Sunday, March 30, 2014

BEAMS/HHambiARTnight


The Boreal Electroacoustic Music Society has announced it will match some of the city’s most eclectic visual artists with a variety of audio practitioners for an evening to be dubbed ambiARTnight. This event, co-presented with the Harcourt House Artist Run Centre takes place Saturday, April 5 at 7:30 p.m. at the Harcourt Annex (10211-112 Street). Admission to the all-ages show is $10.

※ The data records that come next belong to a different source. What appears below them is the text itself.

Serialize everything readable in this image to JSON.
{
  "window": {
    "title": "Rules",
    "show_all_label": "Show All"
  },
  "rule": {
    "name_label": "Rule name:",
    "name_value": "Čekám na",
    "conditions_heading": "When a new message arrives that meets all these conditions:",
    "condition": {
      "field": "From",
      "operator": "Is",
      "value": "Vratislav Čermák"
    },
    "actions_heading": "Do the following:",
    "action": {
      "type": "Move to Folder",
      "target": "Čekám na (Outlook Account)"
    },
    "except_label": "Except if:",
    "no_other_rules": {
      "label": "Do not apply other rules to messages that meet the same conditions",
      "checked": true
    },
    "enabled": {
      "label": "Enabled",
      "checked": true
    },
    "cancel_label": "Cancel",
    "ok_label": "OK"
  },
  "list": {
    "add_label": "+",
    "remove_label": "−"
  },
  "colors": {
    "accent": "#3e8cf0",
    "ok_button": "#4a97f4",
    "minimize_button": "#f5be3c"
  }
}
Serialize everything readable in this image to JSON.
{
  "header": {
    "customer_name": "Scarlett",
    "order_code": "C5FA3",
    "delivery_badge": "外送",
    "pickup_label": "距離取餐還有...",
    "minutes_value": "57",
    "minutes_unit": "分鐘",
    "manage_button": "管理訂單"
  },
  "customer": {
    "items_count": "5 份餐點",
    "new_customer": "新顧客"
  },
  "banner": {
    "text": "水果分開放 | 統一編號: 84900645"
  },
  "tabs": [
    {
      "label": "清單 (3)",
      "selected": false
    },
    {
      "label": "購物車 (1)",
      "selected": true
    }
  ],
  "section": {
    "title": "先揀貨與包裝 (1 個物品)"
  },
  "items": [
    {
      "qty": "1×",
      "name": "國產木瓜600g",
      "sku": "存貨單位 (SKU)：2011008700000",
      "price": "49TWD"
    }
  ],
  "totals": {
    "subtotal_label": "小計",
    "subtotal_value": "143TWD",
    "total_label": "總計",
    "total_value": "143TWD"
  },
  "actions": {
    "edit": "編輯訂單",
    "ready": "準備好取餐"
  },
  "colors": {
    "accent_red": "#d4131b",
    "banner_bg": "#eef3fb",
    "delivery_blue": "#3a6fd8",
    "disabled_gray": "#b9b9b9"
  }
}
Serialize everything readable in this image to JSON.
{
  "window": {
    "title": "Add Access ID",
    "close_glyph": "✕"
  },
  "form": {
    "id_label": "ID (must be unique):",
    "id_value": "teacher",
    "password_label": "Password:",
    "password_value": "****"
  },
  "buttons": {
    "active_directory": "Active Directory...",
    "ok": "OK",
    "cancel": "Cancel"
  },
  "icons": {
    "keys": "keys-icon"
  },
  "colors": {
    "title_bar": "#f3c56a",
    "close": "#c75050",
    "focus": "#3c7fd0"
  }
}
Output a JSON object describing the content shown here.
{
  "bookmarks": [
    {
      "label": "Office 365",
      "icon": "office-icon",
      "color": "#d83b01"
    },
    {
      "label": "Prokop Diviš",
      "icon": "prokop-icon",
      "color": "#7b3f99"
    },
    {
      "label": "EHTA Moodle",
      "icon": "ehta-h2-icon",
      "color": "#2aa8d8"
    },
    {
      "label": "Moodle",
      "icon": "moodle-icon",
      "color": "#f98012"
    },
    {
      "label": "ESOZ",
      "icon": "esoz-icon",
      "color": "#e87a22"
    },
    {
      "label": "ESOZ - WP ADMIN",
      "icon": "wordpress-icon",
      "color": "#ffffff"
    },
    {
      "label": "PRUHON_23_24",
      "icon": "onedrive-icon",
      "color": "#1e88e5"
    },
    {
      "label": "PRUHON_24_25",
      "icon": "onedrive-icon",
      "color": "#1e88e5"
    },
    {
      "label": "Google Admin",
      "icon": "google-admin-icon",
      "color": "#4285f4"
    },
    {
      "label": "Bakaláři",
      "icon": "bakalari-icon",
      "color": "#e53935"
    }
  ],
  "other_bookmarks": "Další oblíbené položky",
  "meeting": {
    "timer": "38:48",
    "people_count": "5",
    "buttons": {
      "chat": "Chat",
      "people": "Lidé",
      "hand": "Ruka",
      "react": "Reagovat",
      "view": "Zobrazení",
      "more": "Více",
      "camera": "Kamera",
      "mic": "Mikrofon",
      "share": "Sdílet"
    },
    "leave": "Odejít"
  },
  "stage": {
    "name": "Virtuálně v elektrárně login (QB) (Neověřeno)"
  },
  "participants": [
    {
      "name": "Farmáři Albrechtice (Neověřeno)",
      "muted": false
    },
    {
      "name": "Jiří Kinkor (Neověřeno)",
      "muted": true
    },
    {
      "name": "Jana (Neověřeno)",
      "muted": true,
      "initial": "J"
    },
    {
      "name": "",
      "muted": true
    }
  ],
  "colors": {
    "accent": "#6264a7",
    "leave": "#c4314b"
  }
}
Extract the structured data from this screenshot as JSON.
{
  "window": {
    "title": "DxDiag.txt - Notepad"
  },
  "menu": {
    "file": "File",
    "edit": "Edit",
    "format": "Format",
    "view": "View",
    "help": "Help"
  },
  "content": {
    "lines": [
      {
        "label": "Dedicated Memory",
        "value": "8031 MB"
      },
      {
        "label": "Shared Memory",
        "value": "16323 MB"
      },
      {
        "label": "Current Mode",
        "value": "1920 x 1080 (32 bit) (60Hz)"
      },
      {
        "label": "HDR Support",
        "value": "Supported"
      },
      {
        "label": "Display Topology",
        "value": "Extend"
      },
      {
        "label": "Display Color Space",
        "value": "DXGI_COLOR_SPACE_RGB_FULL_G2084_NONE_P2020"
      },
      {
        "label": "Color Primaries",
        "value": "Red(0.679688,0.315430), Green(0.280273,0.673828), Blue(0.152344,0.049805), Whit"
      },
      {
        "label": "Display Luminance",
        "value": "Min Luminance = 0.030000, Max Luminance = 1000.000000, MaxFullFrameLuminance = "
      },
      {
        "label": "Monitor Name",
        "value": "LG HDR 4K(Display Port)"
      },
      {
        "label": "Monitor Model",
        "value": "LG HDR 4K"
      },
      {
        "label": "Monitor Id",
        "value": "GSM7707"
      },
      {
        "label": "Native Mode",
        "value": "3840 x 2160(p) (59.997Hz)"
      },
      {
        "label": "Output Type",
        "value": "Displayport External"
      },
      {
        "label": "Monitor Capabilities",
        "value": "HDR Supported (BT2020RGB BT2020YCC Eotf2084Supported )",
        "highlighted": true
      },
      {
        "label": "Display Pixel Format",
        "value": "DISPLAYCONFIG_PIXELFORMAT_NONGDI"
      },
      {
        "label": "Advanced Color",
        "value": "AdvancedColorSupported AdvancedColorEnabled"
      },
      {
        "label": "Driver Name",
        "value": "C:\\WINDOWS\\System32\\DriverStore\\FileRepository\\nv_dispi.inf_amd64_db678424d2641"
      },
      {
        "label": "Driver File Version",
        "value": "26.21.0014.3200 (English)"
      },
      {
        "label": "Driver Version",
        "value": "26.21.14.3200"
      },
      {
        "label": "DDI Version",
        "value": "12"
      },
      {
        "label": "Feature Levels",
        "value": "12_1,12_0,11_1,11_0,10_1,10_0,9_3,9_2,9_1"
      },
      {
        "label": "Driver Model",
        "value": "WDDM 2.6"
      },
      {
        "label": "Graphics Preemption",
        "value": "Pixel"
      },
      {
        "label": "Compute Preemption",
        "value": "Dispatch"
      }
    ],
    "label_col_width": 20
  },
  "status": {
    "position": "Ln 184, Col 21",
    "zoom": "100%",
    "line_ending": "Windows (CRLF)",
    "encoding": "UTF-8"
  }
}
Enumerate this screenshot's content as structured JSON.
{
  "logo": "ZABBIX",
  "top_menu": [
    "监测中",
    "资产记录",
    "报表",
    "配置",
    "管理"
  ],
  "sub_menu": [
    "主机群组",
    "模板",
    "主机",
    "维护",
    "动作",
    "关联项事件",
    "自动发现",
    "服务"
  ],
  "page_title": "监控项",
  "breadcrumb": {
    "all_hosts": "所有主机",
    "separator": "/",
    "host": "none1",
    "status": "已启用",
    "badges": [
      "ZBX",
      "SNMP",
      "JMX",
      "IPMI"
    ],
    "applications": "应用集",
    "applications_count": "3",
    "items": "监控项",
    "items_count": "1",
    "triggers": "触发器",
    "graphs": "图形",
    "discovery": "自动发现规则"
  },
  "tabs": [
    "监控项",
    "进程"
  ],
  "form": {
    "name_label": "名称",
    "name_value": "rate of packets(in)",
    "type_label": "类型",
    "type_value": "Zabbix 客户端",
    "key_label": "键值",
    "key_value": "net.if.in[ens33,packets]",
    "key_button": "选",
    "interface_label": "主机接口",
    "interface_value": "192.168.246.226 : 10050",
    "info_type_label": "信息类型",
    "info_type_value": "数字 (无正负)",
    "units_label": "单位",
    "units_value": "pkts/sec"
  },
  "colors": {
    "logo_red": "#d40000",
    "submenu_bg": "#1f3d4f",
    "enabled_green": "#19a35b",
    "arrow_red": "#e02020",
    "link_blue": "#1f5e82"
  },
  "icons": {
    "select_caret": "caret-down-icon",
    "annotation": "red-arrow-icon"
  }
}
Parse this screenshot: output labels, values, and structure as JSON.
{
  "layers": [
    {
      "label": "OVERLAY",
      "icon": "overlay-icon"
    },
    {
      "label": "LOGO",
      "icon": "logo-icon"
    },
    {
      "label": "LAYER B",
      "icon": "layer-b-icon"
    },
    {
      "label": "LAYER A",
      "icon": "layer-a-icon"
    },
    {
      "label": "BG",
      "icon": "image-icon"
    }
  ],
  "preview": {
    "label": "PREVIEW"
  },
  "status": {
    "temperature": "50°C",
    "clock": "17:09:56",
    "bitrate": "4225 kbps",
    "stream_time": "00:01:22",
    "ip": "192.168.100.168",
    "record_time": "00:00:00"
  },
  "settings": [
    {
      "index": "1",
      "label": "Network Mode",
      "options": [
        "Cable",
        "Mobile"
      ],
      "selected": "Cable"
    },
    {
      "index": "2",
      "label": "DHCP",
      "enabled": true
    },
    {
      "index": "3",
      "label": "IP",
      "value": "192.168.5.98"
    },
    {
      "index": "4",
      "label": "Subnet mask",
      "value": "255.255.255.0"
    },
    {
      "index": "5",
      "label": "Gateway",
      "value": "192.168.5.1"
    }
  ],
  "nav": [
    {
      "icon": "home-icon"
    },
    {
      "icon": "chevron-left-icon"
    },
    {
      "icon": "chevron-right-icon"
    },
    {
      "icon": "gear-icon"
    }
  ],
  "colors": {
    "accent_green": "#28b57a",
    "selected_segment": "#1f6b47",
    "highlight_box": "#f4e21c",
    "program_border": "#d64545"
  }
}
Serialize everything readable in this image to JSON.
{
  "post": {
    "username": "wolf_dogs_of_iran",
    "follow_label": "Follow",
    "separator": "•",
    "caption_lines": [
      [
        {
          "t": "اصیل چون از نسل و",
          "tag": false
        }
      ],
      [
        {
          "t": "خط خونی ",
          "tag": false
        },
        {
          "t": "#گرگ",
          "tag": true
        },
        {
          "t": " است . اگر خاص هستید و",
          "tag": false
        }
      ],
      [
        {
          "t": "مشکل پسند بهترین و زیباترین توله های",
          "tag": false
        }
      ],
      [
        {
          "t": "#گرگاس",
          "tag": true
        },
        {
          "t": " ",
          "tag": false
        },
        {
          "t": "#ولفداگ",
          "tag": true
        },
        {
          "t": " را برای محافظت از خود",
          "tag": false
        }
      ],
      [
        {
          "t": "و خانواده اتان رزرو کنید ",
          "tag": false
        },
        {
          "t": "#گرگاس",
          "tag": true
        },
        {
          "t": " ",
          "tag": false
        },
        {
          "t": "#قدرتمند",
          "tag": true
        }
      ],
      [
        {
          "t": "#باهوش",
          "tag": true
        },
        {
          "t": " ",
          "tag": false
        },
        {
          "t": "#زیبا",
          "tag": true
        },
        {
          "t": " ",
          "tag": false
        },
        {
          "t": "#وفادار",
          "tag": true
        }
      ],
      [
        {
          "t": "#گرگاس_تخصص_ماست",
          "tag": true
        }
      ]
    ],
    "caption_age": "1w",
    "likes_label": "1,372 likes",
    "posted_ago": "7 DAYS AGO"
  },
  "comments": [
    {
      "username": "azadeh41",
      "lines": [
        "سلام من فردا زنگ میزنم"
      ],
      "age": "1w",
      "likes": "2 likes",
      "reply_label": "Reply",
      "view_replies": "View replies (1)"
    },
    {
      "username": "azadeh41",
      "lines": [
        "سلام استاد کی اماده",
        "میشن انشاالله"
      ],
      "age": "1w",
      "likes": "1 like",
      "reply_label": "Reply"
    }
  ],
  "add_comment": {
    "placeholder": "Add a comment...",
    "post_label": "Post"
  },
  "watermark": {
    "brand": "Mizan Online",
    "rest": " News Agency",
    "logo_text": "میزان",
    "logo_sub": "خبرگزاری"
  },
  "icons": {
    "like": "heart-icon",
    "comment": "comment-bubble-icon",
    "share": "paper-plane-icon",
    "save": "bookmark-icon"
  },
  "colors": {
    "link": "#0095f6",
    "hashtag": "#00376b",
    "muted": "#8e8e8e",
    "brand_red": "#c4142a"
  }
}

Works ranging from watercolours and acrylics to mixed media and photography will be projected in crossfade zoom animation, while musicians and audio artists will interpret the images through improvisation. Pairing of visual and audio artists is as follows:

  • Mixed media artist Glenys Switzer, whose exhibition credits include the Harcourt Annex, Edmonton City Hall and the McMullen Gallery, will have her work interpreted by guitarist Bill Damur, whose performance background runs the gamut from the ESO to Moebius Flip.  
  •  Communications Guru and acrylics painter Marliss Weber, recently having works put on permanent display at Studio J Urban Spa and the Derrick Club, will have her collection undergo an alternative electronic treatment by electronic artist Bong Sample.
  • Photographer, journalist and social activist Paula E. Kirman’s photos will receive a unique sonic treatment by agaperaygunexperiment and Aphotic Numen bassist Shannon Land. 
  • Emerging watercolours artist Stephen Sereda’s works will be accompanied by Gene Kosowan on an undisclosed processor.
Registered as a not-for-profit organization under the Alberta Societies Act and founded in 1989, the Boreal Electroacoustic Music Society has been dedicated to the production and promotion of sound-oriented experimentation. BEAMS uses the broadest and most inclusive definition of electroacoustic music, welcoming creativity in any medium. Members perform several concerts a year in addition to occasional recordings, festivals and workshops.


Saturday, March 29, 2014

Soundtracking with a handful of BEAMers!

Sound artists Trio Latitude (Gary James Joynes, Shawn Pinchbeck, Scott Smallwood) are slated to provide a unique electroacoustic treatment of a 1963 Czech science-fiction classic in this special, all-ages, one-night event. Admission is $10 at the door.

To allow for this presentation, the movie, shown in black and whi...te and clocking in at an hour and 22 minutes, will be shown in a silent format with English subtitles.

Ikarie XB-1 is a 1963 Czechoslovak science fiction film that was edited and dubbed into English for release in the USA, where it is known by its alternate title, Voyage to the End of the Universe.

While it shows some influence from earlier American ventures such as Forbidden Planet, the film was also influential in its own right—critics have noted a number of similarities between Ikarie XB-1 and Stanley Kubrick's 1968 film 2001: A Space Odyssey and it is believed to have been one of many films Kubrick screened while researching 2001.

As well, its concept of a mobile community in space paralleled TV producer Gene Roddenberry’s vision of a “wagon train to the stars,” which sowed the seeds for the landmark TV series Star Trek in 1966.